Marie Sinniger (Avocat à la Cour, Associé - Luther S.A.), Thomas Alberti (Avocat à la Cour, Senior Associate - Luther S.A.) Luther 

Marie Sinniger (Avocat à la Cour, Associé - Luther S.A.), Thomas Alberti (Avocat à la Cour, Senior Associate - Luther S.A.) Luther 

L’importance politique et sociale prise depuis plusieurs années par les lanceurs d’alerte a rapidement rendu inéluctable l’intervention du législateur que ce soit au niveau européen ou au niveau de chaque Etat membre de l’Union.

L’actualité européenne et même mondiale est marquée depuis plusieurs années par des scandales politiques ou financiers dont les révélations sont à mettre au crédit de lanceurs d’alerte.

Cependant, même si les intentions de ces lanceurs d’alerte sont très souvent louables, il n’en demeure pas moins que les conséquences de ces alertes, tant pour les lanceurs d’alerte eux-mêmes que pour l’ensemble des personnes impliquées sont telles, qu’il est apparu nécessaire pour les juridictions, puis pour les législateurs européens et nationaux de définir un régime de protection tout en conditionnant cette protection à certains critères.   
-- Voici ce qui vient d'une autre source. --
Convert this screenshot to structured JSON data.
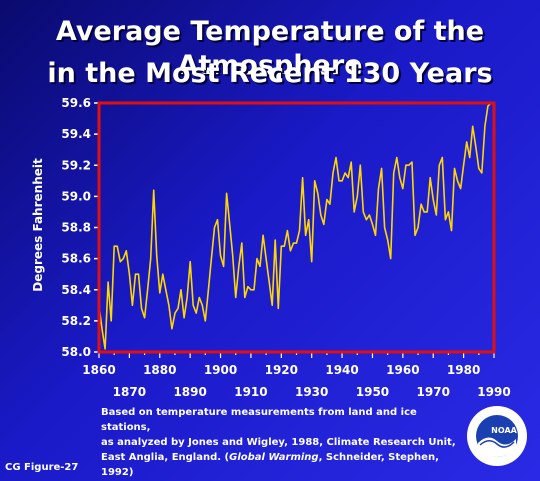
{
  "chart_data": {
    "type": "line",
    "title_line1": "Average Temperature of the Atmosphere",
    "title_line2": "in the Most Recent 130 Years",
    "ylabel": "Degrees Fahrenheit",
    "xlim": [
      1860,
      1990
    ],
    "ylim": [
      58.0,
      59.6
    ],
    "y_ticks": [
      "58.0",
      "58.2",
      "58.4",
      "58.6",
      "58.8",
      "59.0",
      "59.2",
      "59.4",
      "59.6"
    ],
    "x_ticks_top": [
      "1860",
      "1880",
      "1900",
      "1920",
      "1940",
      "1960",
      "1980"
    ],
    "x_ticks_bottom": [
      "1870",
      "1890",
      "1910",
      "1930",
      "1950",
      "1970",
      "1990"
    ],
    "line_color": "#ffd700",
    "frame_color": "#e01010",
    "grid": false,
    "series": [
      {
        "x": [
          1860,
          1861,
          1862,
          1863,
          1864,
          1865,
          1866,
          1867,
          1868,
          1869,
          1870,
          1871,
          1872,
          1873,
          1874,
          1875,
          1876,
          1877,
          1878,
          1879,
          1880,
          1881,
          1882,
          1883,
          1884,
          1885,
          1886,
          1887,
          1888,
          1889,
          1890,
          1891,
          1892,
          1893,
          1894,
          1895,
          1896,
          1897,
          1898,
          1899,
          1900,
          1901,
          1902,
          1903,
          1904,
          1905,
          1906,
          1907,
          1908,
          1909,
          1910,
          1911,
          1912,
          1913,
          1914,
          1915,
          1916,
          1917,
          1918,
          1919,
          1920,
          1921,
          1922,
          1923,
          1924,
          1925,
          1926,
          1927,
          1928,
          1929,
          1930,
          1931,
          1932,
          1933,
          1934,
          1935,
          1936,
          1937,
          1938,
          1939,
          1940,
          1941,
          1942,
          1943,
          1944,
          1945,
          1946,
          1947,
          1948,
          1949,
          1950,
          1951,
          1952,
          1953,
          1954,
          1955,
          1956,
          1957,
          1958,
          1959,
          1960,
          1961,
          1962,
          1963,
          1964,
          1965,
          1966,
          1967,
          1968,
          1969,
          1970,
          1971,
          1972,
          1973,
          1974,
          1975,
          1976,
          1977,
          1978,
          1979,
          1980,
          1981,
          1982,
          1983,
          1984,
          1985,
          1986,
          1987,
          1988,
          1989
        ],
        "y": [
          58.3,
          58.15,
          58.02,
          58.45,
          58.2,
          58.68,
          58.68,
          58.58,
          58.6,
          58.65,
          58.5,
          58.3,
          58.5,
          58.5,
          58.28,
          58.22,
          58.4,
          58.6,
          59.04,
          58.62,
          58.38,
          58.5,
          58.4,
          58.3,
          58.15,
          58.25,
          58.28,
          58.4,
          58.22,
          58.35,
          58.58,
          58.3,
          58.25,
          58.35,
          58.3,
          58.2,
          58.4,
          58.6,
          58.8,
          58.85,
          58.62,
          58.55,
          59.02,
          58.82,
          58.62,
          58.35,
          58.55,
          58.7,
          58.35,
          58.42,
          58.4,
          58.4,
          58.6,
          58.55,
          58.75,
          58.6,
          58.45,
          58.3,
          58.72,
          58.28,
          58.68,
          58.68,
          58.78,
          58.65,
          58.7,
          58.7,
          58.78,
          59.12,
          58.75,
          58.85,
          58.58,
          59.1,
          59.02,
          58.88,
          58.82,
          58.98,
          58.95,
          59.15,
          59.25,
          59.1,
          59.1,
          59.15,
          59.12,
          59.22,
          58.9,
          59.0,
          59.2,
          58.9,
          58.85,
          58.88,
          58.82,
          58.75,
          59.05,
          59.18,
          58.8,
          58.72,
          58.6,
          59.15,
          59.25,
          59.12,
          59.05,
          59.2,
          59.2,
          59.22,
          58.75,
          58.8,
          58.95,
          58.9,
          58.9,
          59.12,
          58.98,
          58.88,
          59.2,
          59.25,
          58.85,
          58.9,
          58.78,
          59.18,
          59.1,
          59.05,
          59.2,
          59.35,
          59.25,
          59.45,
          59.32,
          59.18,
          59.15,
          59.45,
          59.58,
          59.6
        ]
      }
    ]
  },
  "note": {
    "line1": "Based on temperature measurements from land and ice stations,",
    "line2": "as analyzed by Jones and Wigley, 1988, Climate Research Unit,",
    "line3_prefix": "East Anglia, England. (",
    "line3_italic": "Global Warming",
    "line3_suffix": ", Schneider, Stephen, 1992)"
  },
  "figure_label": "CG Figure-27",
  "logo_text": "NOAA"
}
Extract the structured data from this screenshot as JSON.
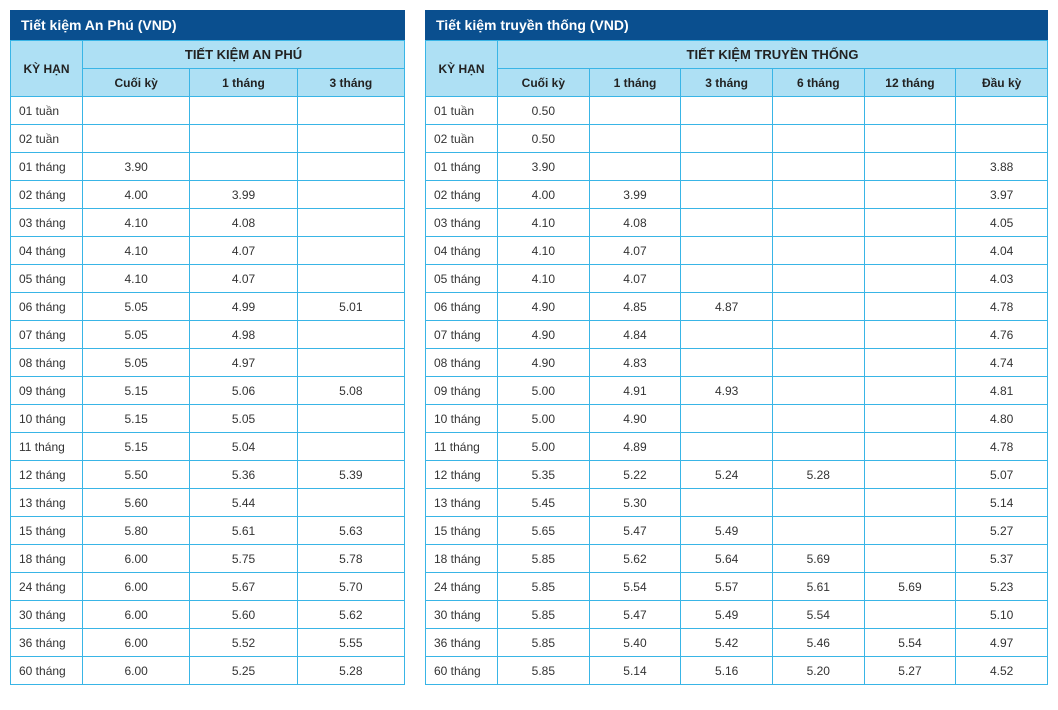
{
  "left": {
    "title": "Tiết kiệm An Phú (VND)",
    "term_header": "KỲ HẠN",
    "group_header": "TIẾT KIỆM AN PHÚ",
    "columns": [
      "Cuối kỳ",
      "1 tháng",
      "3 tháng"
    ],
    "rows": [
      {
        "term": "01 tuần",
        "cells": [
          "",
          "",
          ""
        ]
      },
      {
        "term": "02 tuần",
        "cells": [
          "",
          "",
          ""
        ]
      },
      {
        "term": "01 tháng",
        "cells": [
          "3.90",
          "",
          ""
        ]
      },
      {
        "term": "02 tháng",
        "cells": [
          "4.00",
          "3.99",
          ""
        ]
      },
      {
        "term": "03 tháng",
        "cells": [
          "4.10",
          "4.08",
          ""
        ]
      },
      {
        "term": "04 tháng",
        "cells": [
          "4.10",
          "4.07",
          ""
        ]
      },
      {
        "term": "05 tháng",
        "cells": [
          "4.10",
          "4.07",
          ""
        ]
      },
      {
        "term": "06 tháng",
        "cells": [
          "5.05",
          "4.99",
          "5.01"
        ]
      },
      {
        "term": "07 tháng",
        "cells": [
          "5.05",
          "4.98",
          ""
        ]
      },
      {
        "term": "08 tháng",
        "cells": [
          "5.05",
          "4.97",
          ""
        ]
      },
      {
        "term": "09 tháng",
        "cells": [
          "5.15",
          "5.06",
          "5.08"
        ]
      },
      {
        "term": "10 tháng",
        "cells": [
          "5.15",
          "5.05",
          ""
        ]
      },
      {
        "term": "11 tháng",
        "cells": [
          "5.15",
          "5.04",
          ""
        ]
      },
      {
        "term": "12 tháng",
        "cells": [
          "5.50",
          "5.36",
          "5.39"
        ]
      },
      {
        "term": "13 tháng",
        "cells": [
          "5.60",
          "5.44",
          ""
        ]
      },
      {
        "term": "15 tháng",
        "cells": [
          "5.80",
          "5.61",
          "5.63"
        ]
      },
      {
        "term": "18 tháng",
        "cells": [
          "6.00",
          "5.75",
          "5.78"
        ]
      },
      {
        "term": "24 tháng",
        "cells": [
          "6.00",
          "5.67",
          "5.70"
        ]
      },
      {
        "term": "30 tháng",
        "cells": [
          "6.00",
          "5.60",
          "5.62"
        ]
      },
      {
        "term": "36 tháng",
        "cells": [
          "6.00",
          "5.52",
          "5.55"
        ]
      },
      {
        "term": "60 tháng",
        "cells": [
          "6.00",
          "5.25",
          "5.28"
        ]
      }
    ]
  },
  "right": {
    "title": "Tiết kiệm truyền thống (VND)",
    "term_header": "KỲ HẠN",
    "group_header": "TIẾT KIỆM TRUYỀN THỐNG",
    "columns": [
      "Cuối kỳ",
      "1 tháng",
      "3 tháng",
      "6 tháng",
      "12 tháng",
      "Đầu kỳ"
    ],
    "rows": [
      {
        "term": "01 tuần",
        "cells": [
          "0.50",
          "",
          "",
          "",
          "",
          ""
        ]
      },
      {
        "term": "02 tuần",
        "cells": [
          "0.50",
          "",
          "",
          "",
          "",
          ""
        ]
      },
      {
        "term": "01 tháng",
        "cells": [
          "3.90",
          "",
          "",
          "",
          "",
          "3.88"
        ]
      },
      {
        "term": "02 tháng",
        "cells": [
          "4.00",
          "3.99",
          "",
          "",
          "",
          "3.97"
        ]
      },
      {
        "term": "03 tháng",
        "cells": [
          "4.10",
          "4.08",
          "",
          "",
          "",
          "4.05"
        ]
      },
      {
        "term": "04 tháng",
        "cells": [
          "4.10",
          "4.07",
          "",
          "",
          "",
          "4.04"
        ]
      },
      {
        "term": "05 tháng",
        "cells": [
          "4.10",
          "4.07",
          "",
          "",
          "",
          "4.03"
        ]
      },
      {
        "term": "06 tháng",
        "cells": [
          "4.90",
          "4.85",
          "4.87",
          "",
          "",
          "4.78"
        ]
      },
      {
        "term": "07 tháng",
        "cells": [
          "4.90",
          "4.84",
          "",
          "",
          "",
          "4.76"
        ]
      },
      {
        "term": "08 tháng",
        "cells": [
          "4.90",
          "4.83",
          "",
          "",
          "",
          "4.74"
        ]
      },
      {
        "term": "09 tháng",
        "cells": [
          "5.00",
          "4.91",
          "4.93",
          "",
          "",
          "4.81"
        ]
      },
      {
        "term": "10 tháng",
        "cells": [
          "5.00",
          "4.90",
          "",
          "",
          "",
          "4.80"
        ]
      },
      {
        "term": "11 tháng",
        "cells": [
          "5.00",
          "4.89",
          "",
          "",
          "",
          "4.78"
        ]
      },
      {
        "term": "12 tháng",
        "cells": [
          "5.35",
          "5.22",
          "5.24",
          "5.28",
          "",
          "5.07"
        ]
      },
      {
        "term": "13 tháng",
        "cells": [
          "5.45",
          "5.30",
          "",
          "",
          "",
          "5.14"
        ]
      },
      {
        "term": "15 tháng",
        "cells": [
          "5.65",
          "5.47",
          "5.49",
          "",
          "",
          "5.27"
        ]
      },
      {
        "term": "18 tháng",
        "cells": [
          "5.85",
          "5.62",
          "5.64",
          "5.69",
          "",
          "5.37"
        ]
      },
      {
        "term": "24 tháng",
        "cells": [
          "5.85",
          "5.54",
          "5.57",
          "5.61",
          "5.69",
          "5.23"
        ]
      },
      {
        "term": "30 tháng",
        "cells": [
          "5.85",
          "5.47",
          "5.49",
          "5.54",
          "",
          "5.10"
        ]
      },
      {
        "term": "36 tháng",
        "cells": [
          "5.85",
          "5.40",
          "5.42",
          "5.46",
          "5.54",
          "4.97"
        ]
      },
      {
        "term": "60 tháng",
        "cells": [
          "5.85",
          "5.14",
          "5.16",
          "5.20",
          "5.27",
          "4.52"
        ]
      }
    ]
  },
  "style": {
    "title_bg": "#0a4f8f",
    "title_color": "#ffffff",
    "header_bg": "#aee0f4",
    "border_color": "#39b5e6",
    "body_bg": "#ffffff",
    "font_size_body": 12,
    "font_size_title": 14
  }
}
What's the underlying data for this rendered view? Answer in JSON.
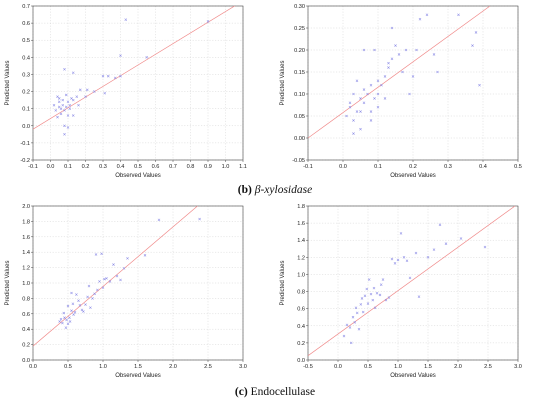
{
  "figure": {
    "caption_b": {
      "tag": "(b)",
      "text": " β-xylosidase"
    },
    "caption_c": {
      "tag": "(c)",
      "text": " Endocellulase"
    }
  },
  "colors": {
    "fit_line": "#f08a8a",
    "points": "#8e8ee6",
    "axis": "#444444",
    "grid": "#cfcfcf"
  },
  "chart_data": [
    {
      "type": "scatter",
      "xlabel": "Observed Values",
      "ylabel": "Predicted Values",
      "xlim": [
        -0.1,
        1.1
      ],
      "ylim": [
        -0.2,
        0.7
      ],
      "xticks": [
        "-0.1",
        "0.0",
        "0.1",
        "0.2",
        "0.3",
        "0.4",
        "0.5",
        "0.6",
        "0.7",
        "0.8",
        "0.9",
        "1.0",
        "1.1"
      ],
      "yticks": [
        "-0.2",
        "-0.1",
        "0.0",
        "0.1",
        "0.2",
        "0.3",
        "0.4",
        "0.5",
        "0.6",
        "0.7"
      ],
      "grid": true,
      "fit_line": [
        [
          -0.1,
          -0.02
        ],
        [
          1.1,
          0.73
        ]
      ],
      "points": [
        [
          0.02,
          0.12
        ],
        [
          0.03,
          0.09
        ],
        [
          0.04,
          0.17
        ],
        [
          0.04,
          0.05
        ],
        [
          0.05,
          0.11
        ],
        [
          0.05,
          0.14
        ],
        [
          0.05,
          0.16
        ],
        [
          0.06,
          0.1
        ],
        [
          0.06,
          0.07
        ],
        [
          0.07,
          0.12
        ],
        [
          0.07,
          0.15
        ],
        [
          0.08,
          0.09
        ],
        [
          0.08,
          0.33
        ],
        [
          0.08,
          0.0
        ],
        [
          0.08,
          -0.05
        ],
        [
          0.09,
          0.11
        ],
        [
          0.09,
          0.18
        ],
        [
          0.1,
          0.14
        ],
        [
          0.1,
          0.06
        ],
        [
          0.1,
          -0.01
        ],
        [
          0.11,
          0.12
        ],
        [
          0.11,
          0.1
        ],
        [
          0.12,
          0.16
        ],
        [
          0.13,
          0.15
        ],
        [
          0.13,
          0.31
        ],
        [
          0.13,
          0.06
        ],
        [
          0.15,
          0.17
        ],
        [
          0.16,
          0.12
        ],
        [
          0.17,
          0.21
        ],
        [
          0.2,
          0.17
        ],
        [
          0.21,
          0.21
        ],
        [
          0.25,
          0.2
        ],
        [
          0.3,
          0.29
        ],
        [
          0.31,
          0.19
        ],
        [
          0.33,
          0.29
        ],
        [
          0.37,
          0.28
        ],
        [
          0.4,
          0.29
        ],
        [
          0.4,
          0.41
        ],
        [
          0.43,
          0.62
        ],
        [
          0.55,
          0.4
        ],
        [
          0.9,
          0.61
        ]
      ]
    },
    {
      "type": "scatter",
      "xlabel": "Observed Values",
      "ylabel": "Predicted Values",
      "xlim": [
        -0.1,
        0.5
      ],
      "ylim": [
        -0.05,
        0.3
      ],
      "xticks": [
        "-0.1",
        "0.0",
        "0.1",
        "0.2",
        "0.3",
        "0.4",
        "0.5"
      ],
      "yticks": [
        "-0.05",
        "0.00",
        "0.05",
        "0.10",
        "0.15",
        "0.20",
        "0.25",
        "0.30"
      ],
      "grid": true,
      "fit_line": [
        [
          -0.1,
          0.0
        ],
        [
          0.42,
          0.3
        ]
      ],
      "points": [
        [
          0.01,
          0.05
        ],
        [
          0.02,
          0.07
        ],
        [
          0.02,
          0.08
        ],
        [
          0.03,
          0.04
        ],
        [
          0.03,
          0.1
        ],
        [
          0.03,
          0.01
        ],
        [
          0.04,
          0.06
        ],
        [
          0.04,
          0.13
        ],
        [
          0.05,
          0.06
        ],
        [
          0.05,
          0.09
        ],
        [
          0.05,
          0.02
        ],
        [
          0.06,
          0.08
        ],
        [
          0.06,
          0.11
        ],
        [
          0.06,
          0.2
        ],
        [
          0.07,
          0.1
        ],
        [
          0.08,
          0.06
        ],
        [
          0.08,
          0.12
        ],
        [
          0.08,
          0.04
        ],
        [
          0.09,
          0.09
        ],
        [
          0.09,
          0.2
        ],
        [
          0.1,
          0.1
        ],
        [
          0.1,
          0.13
        ],
        [
          0.1,
          0.07
        ],
        [
          0.11,
          0.12
        ],
        [
          0.12,
          0.14
        ],
        [
          0.12,
          0.09
        ],
        [
          0.13,
          0.17
        ],
        [
          0.13,
          0.16
        ],
        [
          0.14,
          0.18
        ],
        [
          0.14,
          0.25
        ],
        [
          0.15,
          0.21
        ],
        [
          0.16,
          0.19
        ],
        [
          0.17,
          0.15
        ],
        [
          0.18,
          0.2
        ],
        [
          0.19,
          0.1
        ],
        [
          0.2,
          0.14
        ],
        [
          0.21,
          0.2
        ],
        [
          0.22,
          0.27
        ],
        [
          0.24,
          0.28
        ],
        [
          0.26,
          0.19
        ],
        [
          0.27,
          0.15
        ],
        [
          0.33,
          0.28
        ],
        [
          0.37,
          0.21
        ],
        [
          0.38,
          0.24
        ],
        [
          0.39,
          0.12
        ]
      ]
    },
    {
      "type": "scatter",
      "xlabel": "Observed Values",
      "ylabel": "Predicted Values",
      "xlim": [
        0.0,
        3.0
      ],
      "ylim": [
        0.0,
        2.0
      ],
      "xticks": [
        "0.0",
        "0.5",
        "1.0",
        "1.5",
        "2.0",
        "2.5",
        "3.0"
      ],
      "yticks": [
        "0.0",
        "0.2",
        "0.4",
        "0.6",
        "0.8",
        "1.0",
        "1.2",
        "1.4",
        "1.6",
        "1.8",
        "2.0"
      ],
      "grid": true,
      "fit_line": [
        [
          0.0,
          0.18
        ],
        [
          2.35,
          2.0
        ]
      ],
      "points": [
        [
          0.38,
          0.5
        ],
        [
          0.4,
          0.53
        ],
        [
          0.42,
          0.48
        ],
        [
          0.44,
          0.61
        ],
        [
          0.45,
          0.55
        ],
        [
          0.47,
          0.42
        ],
        [
          0.48,
          0.52
        ],
        [
          0.5,
          0.47
        ],
        [
          0.5,
          0.7
        ],
        [
          0.52,
          0.55
        ],
        [
          0.53,
          0.5
        ],
        [
          0.55,
          0.64
        ],
        [
          0.55,
          0.87
        ],
        [
          0.57,
          0.73
        ],
        [
          0.58,
          0.59
        ],
        [
          0.6,
          0.62
        ],
        [
          0.62,
          0.85
        ],
        [
          0.65,
          0.77
        ],
        [
          0.67,
          0.71
        ],
        [
          0.7,
          0.65
        ],
        [
          0.72,
          0.63
        ],
        [
          0.75,
          0.72
        ],
        [
          0.78,
          0.82
        ],
        [
          0.8,
          0.96
        ],
        [
          0.82,
          0.68
        ],
        [
          0.85,
          0.8
        ],
        [
          0.88,
          0.86
        ],
        [
          0.9,
          1.37
        ],
        [
          0.92,
          0.91
        ],
        [
          0.95,
          1.02
        ],
        [
          0.98,
          1.38
        ],
        [
          1.0,
          0.94
        ],
        [
          1.02,
          1.05
        ],
        [
          1.05,
          1.06
        ],
        [
          1.1,
          1.02
        ],
        [
          1.15,
          1.24
        ],
        [
          1.2,
          1.09
        ],
        [
          1.25,
          1.04
        ],
        [
          1.3,
          1.19
        ],
        [
          1.35,
          1.32
        ],
        [
          1.6,
          1.36
        ],
        [
          1.8,
          1.82
        ],
        [
          2.38,
          1.83
        ]
      ]
    },
    {
      "type": "scatter",
      "xlabel": "Observed Values",
      "ylabel": "Predicted Values",
      "xlim": [
        -0.5,
        3.0
      ],
      "ylim": [
        0.0,
        1.8
      ],
      "xticks": [
        "-0.5",
        "0.0",
        "0.5",
        "1.0",
        "1.5",
        "2.0",
        "2.5",
        "3.0"
      ],
      "yticks": [
        "0.0",
        "0.2",
        "0.4",
        "0.6",
        "0.8",
        "1.0",
        "1.2",
        "1.4",
        "1.6",
        "1.8"
      ],
      "grid": true,
      "fit_line": [
        [
          -0.5,
          0.05
        ],
        [
          2.95,
          1.8
        ]
      ],
      "points": [
        [
          0.1,
          0.28
        ],
        [
          0.15,
          0.41
        ],
        [
          0.2,
          0.38
        ],
        [
          0.22,
          0.2
        ],
        [
          0.25,
          0.5
        ],
        [
          0.28,
          0.44
        ],
        [
          0.3,
          0.61
        ],
        [
          0.32,
          0.55
        ],
        [
          0.35,
          0.36
        ],
        [
          0.38,
          0.65
        ],
        [
          0.4,
          0.72
        ],
        [
          0.42,
          0.56
        ],
        [
          0.45,
          0.75
        ],
        [
          0.48,
          0.83
        ],
        [
          0.5,
          0.66
        ],
        [
          0.52,
          0.94
        ],
        [
          0.55,
          0.77
        ],
        [
          0.58,
          0.7
        ],
        [
          0.6,
          0.84
        ],
        [
          0.62,
          0.61
        ],
        [
          0.65,
          0.78
        ],
        [
          0.7,
          0.76
        ],
        [
          0.72,
          0.88
        ],
        [
          0.75,
          0.94
        ],
        [
          0.8,
          0.7
        ],
        [
          0.85,
          0.73
        ],
        [
          0.9,
          1.18
        ],
        [
          0.95,
          1.13
        ],
        [
          1.0,
          1.17
        ],
        [
          1.05,
          1.48
        ],
        [
          1.1,
          1.2
        ],
        [
          1.15,
          1.16
        ],
        [
          1.2,
          0.96
        ],
        [
          1.3,
          1.25
        ],
        [
          1.35,
          0.74
        ],
        [
          1.5,
          1.2
        ],
        [
          1.6,
          1.29
        ],
        [
          1.7,
          1.58
        ],
        [
          1.8,
          1.36
        ],
        [
          2.05,
          1.42
        ],
        [
          2.45,
          1.32
        ]
      ]
    }
  ]
}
L’encadrement par les tribunaux a été initié par la Grande Chambre de la Cour Européenne des Droits de l’Homme qui a rendu, en 2008, une décision qui est venue consacrer la nécessaire protection des lanceurs d’alerte et a conditionné l’octroi de cette protection à plusieurs conditions cumulatives.

L’encadrement législatif européen a mis plusieurs années à arriver à maturité en raison du consensus nécessaire entre les Etats membres. En effet, il a fallu attendre plus de dix ans pour que soit votée la Directive (UE) 2019/1937 sur la protection des personnes qui signalent des violations du droit de l’Union, permettant ainsi une harmonisation des législations européennes et la création d’un statut de protection minimal.

La transposition de cette directive en droit luxembourgeois a pris du retard et le projet de loi n°7945 qui doit transposer cette directive est actuellement en discussion auprès de la Chambre des Députés du Grand-Duché de Luxembourg. 

L’entrée en vigueur de la future loi va obliger les employeurs occupant plus de 50 salariés à mettre en place des procédures permettant à leurs salariés, dans certaines hypothèses, de rompre le devoir de confidentialité et de procéder à un signalement interne. Une procédure interne devra alors détailler l’accès, la gestion et le suivi de ce canal de signalement.

L’employeur devra également assurer au lanceur d’alerte une protection contre toute mesure de représailles, comme le licenciement ou le refus d’une promotion, étant entendu que cette protection ne sera pas sans limites. En effet, le salarié qui ne respectera pas certaines obligations ne sera pourra se prévaloir du statut de lanceur d’alerte et pourra donc voir sa responsabilité personnelle engagée (ex. : interdiction d’utiliser des procédés déloyaux pour obtenir des informations).

Les salariés pourront également avoir recours à deux autres canaux de signalement, à savoir le canal de signalement externe et la divulgation au public. Ils utiliseront ces canaux notamment s’ils existent des risques importants de représailles.

Le projet de loi prévoit d’ailleurs la création d’un office des signalements ayant pour mission d’accompagner les lanceurs d’alerte et de sensibiliser les acteurs à cette nouvelle législation.

Enfin, il est à noter que le projet de loi va plus loin que la directive (UE) 2019/1937. Ainsi, pourront non seulement être dénoncées par un lanceur d’alerte toutes les violations relevant du droit de l’Union européenne mais également toutes les violations relevant du droit national. Cette extension du champ d’application matériel, qui suscite d’ores et déjà un certain nombre de craintes et d’interrogations, ne manquera pas de générer de nouveaux contentieux.